Aan de vooravond van zijn oratie, vrijdag 15 januari, als hoogleraar bestuurlijk sanctierecht aan de Radboud Universiteit Nijmegen, licht Henny Sackers zijn betoog getiteld ‘Herder, Hoeder en Handhaver’ toe. De grens van de burgemeester als wetshandhaver is bereikt, zegt Sackers. ‘Waarschuwen voor terugkerende pedofielen en tbs’ers, gebiedsverboden uitvaardigen, mensen uit hun huis laten zetten. Dat strookt niet met de taak van een burgemeester als herder en hoeder van de gemeente.’
Probleemeigenaar
De rol van de burgemeester is alsmaar verder opgetuigd. Hij is ‘probleemeigenaar’ geworden van alles wat met rechtshandhaving te maken heeft. De buitenwacht verwacht van de burgemeester dat hij een noodbevel uitvaardigt om bijvoorbeeld een voetbalwedstrijd te verbieden. Als burgervader of -moeder is dat onhandig als je later weer met de supporters verder wilt. Sackers: ‘In hedendaags Nederlands: hij ontvriendt in rap tempo. De eerste burger wordt een “burgerboeman”.’
De spagaat waarin de burgemeester verkeert, is ook minister Ter Horst van BZK niet ontgaan, maar ze ziet het niet zo zwaar als Sackers. In haar toespraak op het congres ‘De opgetuigde burgemeester’ zei ze de burgemeester te zien als een alleskunner. Sackers: ‘Daarmee schetst zij ontegenzeggelijk een juist profiel. De vraag is of de ruim vierhonderd burgemeesters daaraan in redelijkheid kunnen voldoen. Zeker gelet op het risico dat, en ik citeer de minister: “je als burgemeester soms even in het oog van een orkaan staat”, en het soms “spitsroeden lopen is”. Dat is zeker zo, omdat de gemeenteraad de burgemeester – al was het alleen al vanuit het dualisme – op de huid zit.’
Bij een andere gelegenheid suggereerde Ter Horst dat burgemeesters, die worstelen met hun dubbelrol, bijgespijkerd moeten worden. Sprekend over de notitie Burgemeester en Veiligheid in de Tweede Kamer, opperde ze de oprichting van een klasje, zoals Buitenlandse Zaken dat heeft om diplomaten op te leiden. Een nieuw handboek voor de burgemeester zou alvast houvast kunnen bieden, meende de minister.
Rechterlijk bevel
Sackers ziet een andere weg om de burgemeester uit zijn benarde positie te bevrijden. ‘Een groot deel van de taken van de burgemeester kan worden overgenomen door de rechtercommissaris.’ De burgemeester is geen rechterlijke autoriteit, de rechter- commissaris is dat wel. ‘Die overdracht is helemaal niet zo gek. De rechter-commissaris is al sinds 1926 bevoegd ‘rechterlijke bevelen tot handhaving der openbare orde’ uit te delen. Er wordt alleen geen gebruik van gemaakt.’

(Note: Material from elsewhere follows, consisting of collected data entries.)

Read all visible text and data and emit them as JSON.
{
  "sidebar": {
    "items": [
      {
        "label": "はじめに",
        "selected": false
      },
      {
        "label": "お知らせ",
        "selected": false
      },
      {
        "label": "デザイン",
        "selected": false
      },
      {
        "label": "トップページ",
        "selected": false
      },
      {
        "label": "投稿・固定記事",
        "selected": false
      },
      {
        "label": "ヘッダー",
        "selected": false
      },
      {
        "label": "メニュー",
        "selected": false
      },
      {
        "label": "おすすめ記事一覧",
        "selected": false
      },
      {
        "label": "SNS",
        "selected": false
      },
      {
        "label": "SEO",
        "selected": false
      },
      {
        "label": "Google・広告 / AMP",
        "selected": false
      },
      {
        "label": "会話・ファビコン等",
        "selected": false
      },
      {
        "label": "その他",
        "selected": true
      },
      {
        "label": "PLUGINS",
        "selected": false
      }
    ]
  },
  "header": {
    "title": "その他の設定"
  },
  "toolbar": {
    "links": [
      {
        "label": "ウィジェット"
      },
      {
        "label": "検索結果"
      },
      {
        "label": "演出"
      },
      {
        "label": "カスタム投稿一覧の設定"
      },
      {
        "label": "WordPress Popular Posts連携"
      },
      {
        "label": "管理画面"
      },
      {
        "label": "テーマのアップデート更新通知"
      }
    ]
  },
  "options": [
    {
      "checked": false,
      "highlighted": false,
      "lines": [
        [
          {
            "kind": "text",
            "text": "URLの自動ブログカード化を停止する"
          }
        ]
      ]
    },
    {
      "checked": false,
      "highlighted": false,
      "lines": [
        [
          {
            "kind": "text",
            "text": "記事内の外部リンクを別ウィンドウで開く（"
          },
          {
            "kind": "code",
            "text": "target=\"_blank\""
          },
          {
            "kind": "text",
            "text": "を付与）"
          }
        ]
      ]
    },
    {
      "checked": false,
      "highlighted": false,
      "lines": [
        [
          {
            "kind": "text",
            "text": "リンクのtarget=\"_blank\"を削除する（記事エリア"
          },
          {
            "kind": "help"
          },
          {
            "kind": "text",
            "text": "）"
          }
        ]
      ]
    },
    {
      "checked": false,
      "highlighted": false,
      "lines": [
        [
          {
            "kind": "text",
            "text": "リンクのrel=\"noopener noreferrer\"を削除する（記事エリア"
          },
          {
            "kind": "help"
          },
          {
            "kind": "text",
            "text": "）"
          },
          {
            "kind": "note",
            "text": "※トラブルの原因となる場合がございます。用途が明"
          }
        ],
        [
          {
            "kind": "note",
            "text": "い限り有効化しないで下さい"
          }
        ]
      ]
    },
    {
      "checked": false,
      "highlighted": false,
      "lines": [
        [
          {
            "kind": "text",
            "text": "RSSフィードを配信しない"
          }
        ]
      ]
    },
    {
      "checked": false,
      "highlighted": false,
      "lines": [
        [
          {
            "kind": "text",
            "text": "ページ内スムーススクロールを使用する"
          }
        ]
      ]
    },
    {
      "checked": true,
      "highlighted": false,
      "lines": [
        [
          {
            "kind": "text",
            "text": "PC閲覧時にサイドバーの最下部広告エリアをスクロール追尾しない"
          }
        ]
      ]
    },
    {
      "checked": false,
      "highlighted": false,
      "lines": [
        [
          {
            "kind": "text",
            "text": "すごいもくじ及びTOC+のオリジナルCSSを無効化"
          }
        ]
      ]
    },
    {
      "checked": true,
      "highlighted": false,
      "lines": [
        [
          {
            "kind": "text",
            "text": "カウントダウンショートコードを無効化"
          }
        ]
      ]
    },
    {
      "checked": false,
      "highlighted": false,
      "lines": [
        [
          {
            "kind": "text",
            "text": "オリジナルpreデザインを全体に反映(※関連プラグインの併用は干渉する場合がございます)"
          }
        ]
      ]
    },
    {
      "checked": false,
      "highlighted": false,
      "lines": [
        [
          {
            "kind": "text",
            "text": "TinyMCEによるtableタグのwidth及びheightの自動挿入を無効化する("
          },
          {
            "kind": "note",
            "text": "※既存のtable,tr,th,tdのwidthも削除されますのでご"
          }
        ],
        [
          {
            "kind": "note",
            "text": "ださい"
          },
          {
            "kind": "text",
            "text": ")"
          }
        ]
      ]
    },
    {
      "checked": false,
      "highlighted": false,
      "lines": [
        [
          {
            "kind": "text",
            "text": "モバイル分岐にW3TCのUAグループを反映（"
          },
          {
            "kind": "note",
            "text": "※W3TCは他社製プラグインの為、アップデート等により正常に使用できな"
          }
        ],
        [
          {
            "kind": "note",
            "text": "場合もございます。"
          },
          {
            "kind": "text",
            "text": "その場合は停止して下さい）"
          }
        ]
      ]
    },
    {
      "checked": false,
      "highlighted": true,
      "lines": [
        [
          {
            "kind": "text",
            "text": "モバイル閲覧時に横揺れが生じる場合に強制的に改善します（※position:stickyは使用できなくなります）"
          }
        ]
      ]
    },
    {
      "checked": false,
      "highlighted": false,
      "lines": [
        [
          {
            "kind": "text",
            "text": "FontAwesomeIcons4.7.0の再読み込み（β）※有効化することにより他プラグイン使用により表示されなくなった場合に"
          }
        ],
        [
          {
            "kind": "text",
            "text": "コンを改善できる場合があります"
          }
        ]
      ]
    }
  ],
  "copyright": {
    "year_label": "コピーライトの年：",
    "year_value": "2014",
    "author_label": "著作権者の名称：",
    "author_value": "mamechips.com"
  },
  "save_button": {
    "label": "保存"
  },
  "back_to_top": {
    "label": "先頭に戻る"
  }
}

Waarom worden niet alle sancties waarbij grondrechten van burgers in het geding zijn, overgelaten aan de rechter-commissaris, vraagt Sackers zich af. ‘In het bijzonder denk ik aan de uithuisplaatsingen, de woningsluitingen en de gebiedsontzeggingen van 3 maanden of langer. Als wij vinden dat bij een doorzoeking in een woning de aanwezigheid van een rechter-commissaris nodig is, dan lijkt een gelijk niveau gewenst bij de veel zwaardere inbreuk van de uithuisplaatsing.’
De rechter-commissaris is geknipt voor deze taken, weet Sackers, ‘24 uur per dag beschikbaar en een autoriteit die gewichtige beslissingen kan nemen, zoals het vastzetten van burgers. Dan kan de burgemeester zich weer richten op zijn kerntaak als hoeder en herder van de gemeenschap.’
De twee basisbeginselen namelijk liefde en discipline zijn prima te verenigen op het gebied van oo&v.
De burger wil, net als kinderen, orde en rust. Dat daarbij discipline hoort (handhaving) en dan weer eens liefde (zorg en aandacht) begrijpt hij of zij volkomen.
Soms kan dat wringen maar als er een consistent beleid en beeld wordt uitgedragen wat wij met elkaar acceptabel vinden en wat niet, dan groeit respect en gezag.
Mijn favoriet is Opstelten, die enerzijds bewogenheid toonde en dit combineerde met leiderschap in de Fortuinnacht en anderzijds handhaving niet schuwde om Rotterdam veiliger te maken.
Geen watje maar ook geen boeman. Dit type bestuurders zijn onmisbaar en combineren met het grootste gemak de schijnbare tegenstellingen die de oratie oproept.